Segundo ela, a preocupação das empresas com diversidade cresceu durante a pandemia, o que fez a profissional se dedicar ao seu próprio negócio. Kellen presta serviços a companhias de maneira online. “Não foi por falta de oportunidade que decidi trabalhar por conta própria. Há necessidade de uma área de recursos humanos mais humanizada nas empresas. Minha proposta é trabalhar pela inclusão e pela diversidade no mercado”, conta. O pesquisador Bruno Ottoni, da consultoria IDados, avalia que, após o tombo gerado pela pandemia, a atividade econômica teve uma reação insuficiente para absorver, em empregos de qualidade, toda a mão de obra à procura de oportunidades no Brasil.
Assim, o trabalho por conta própria tende a ser mais buscado, com ou sem CNPJ, e inclusive por profissionais com mais estudo, indica Ottoni. “Empregos com carteira assinada têm custos para o empregador. Em um cenário de incerteza elevada na economia, como é o caso atual, o empregador costuma ficar desestimulado a contratar com carteira”, afirma. Conforme o pesquisador, a chamada pejotização também pode ter acelerado na pandemia o trabalho por conta própria -nesse caso, com CNPJ. O fenômeno tende a diminuir os custos sobre as empresas na hora de contratar os serviços de um profissional com registro formal.
“O elevado grau de incerteza na pandemia pode ter acelerado o processo de pejotização”, diz Ottoni. O economista Fábio Pesavento, professor da ESPM (Escola Superior de Propaganda e Marketing) em Porto Alegre, concorda. “Os custos para as empresas ficam menores”, aponta. Na visão Pesavento, ter um CNPJ também facilita a vida dos profissionais que desejam empreender. Em boa medida, esse pode ser o caso dos MEIs.

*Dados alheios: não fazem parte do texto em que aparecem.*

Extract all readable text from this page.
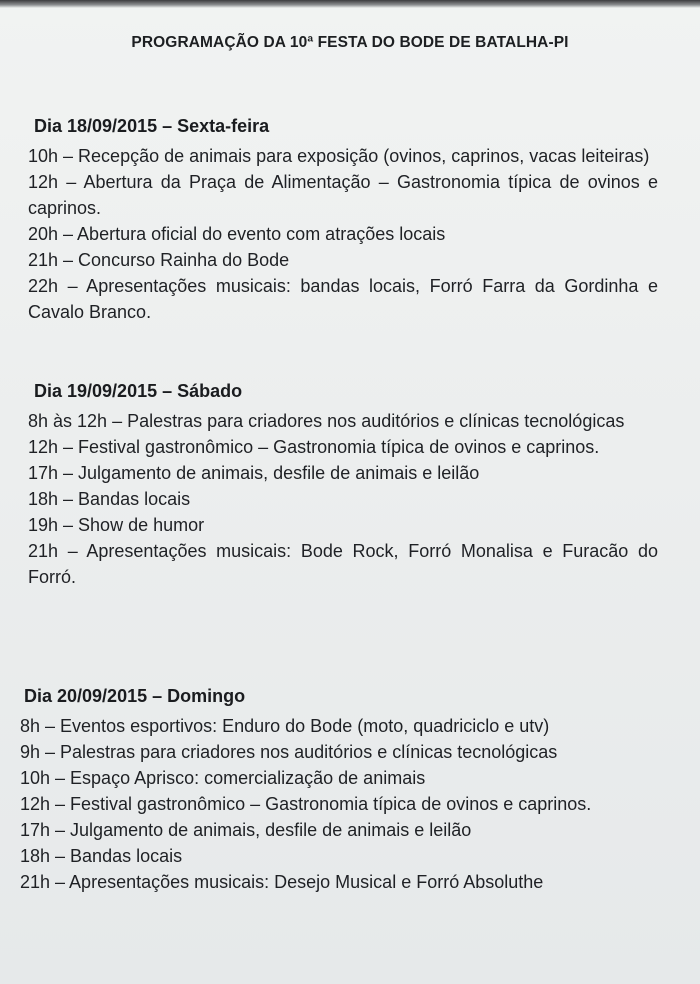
PROGRAMAÇÃO DA 10ª FESTA DO BODE DE BATALHA-PI
Dia 18/09/2015 – Sexta-feira
10h – Recepção de animais para exposição (ovinos, caprinos, vacas leiteiras)
12h – Abertura da Praça de Alimentação – Gastronomia típica de ovinos e caprinos.
20h – Abertura oficial do evento com atrações locais
21h – Concurso Rainha do Bode
22h – Apresentações musicais: bandas locais, Forró Farra da Gordinha e Cavalo Branco.
Dia 19/09/2015 – Sábado
8h às 12h – Palestras para criadores nos auditórios e clínicas tecnológicas
12h – Festival gastronômico – Gastronomia típica de ovinos e caprinos.
17h – Julgamento de animais, desfile de animais e leilão
18h – Bandas locais
19h – Show de humor
21h – Apresentações musicais: Bode Rock, Forró Monalisa e Furacão do Forró.
Dia 20/09/2015 – Domingo
8h – Eventos esportivos: Enduro do Bode (moto, quadriciclo e utv)
9h – Palestras para criadores nos auditórios e clínicas tecnológicas
10h – Espaço Aprisco: comercialização de animais
12h – Festival gastronômico – Gastronomia típica de ovinos e caprinos.
17h – Julgamento de animais, desfile de animais e leilão
18h – Bandas locais
21h – Apresentações musicais: Desejo Musical e Forró Absoluthe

Por outro lado, o trabalho autônomo sem CNPJ está mais associado aos populares bicos, sinaliza o professor. Ou seja, a atividades que são realizadas por profissionais que não encontram outras oportunidades no mercado e que precisam de alguma fonte de renda com urgência. “A pessoa tem de sobreviver, pagar as contas. A pandemia inflou isso”, diz Pesavento.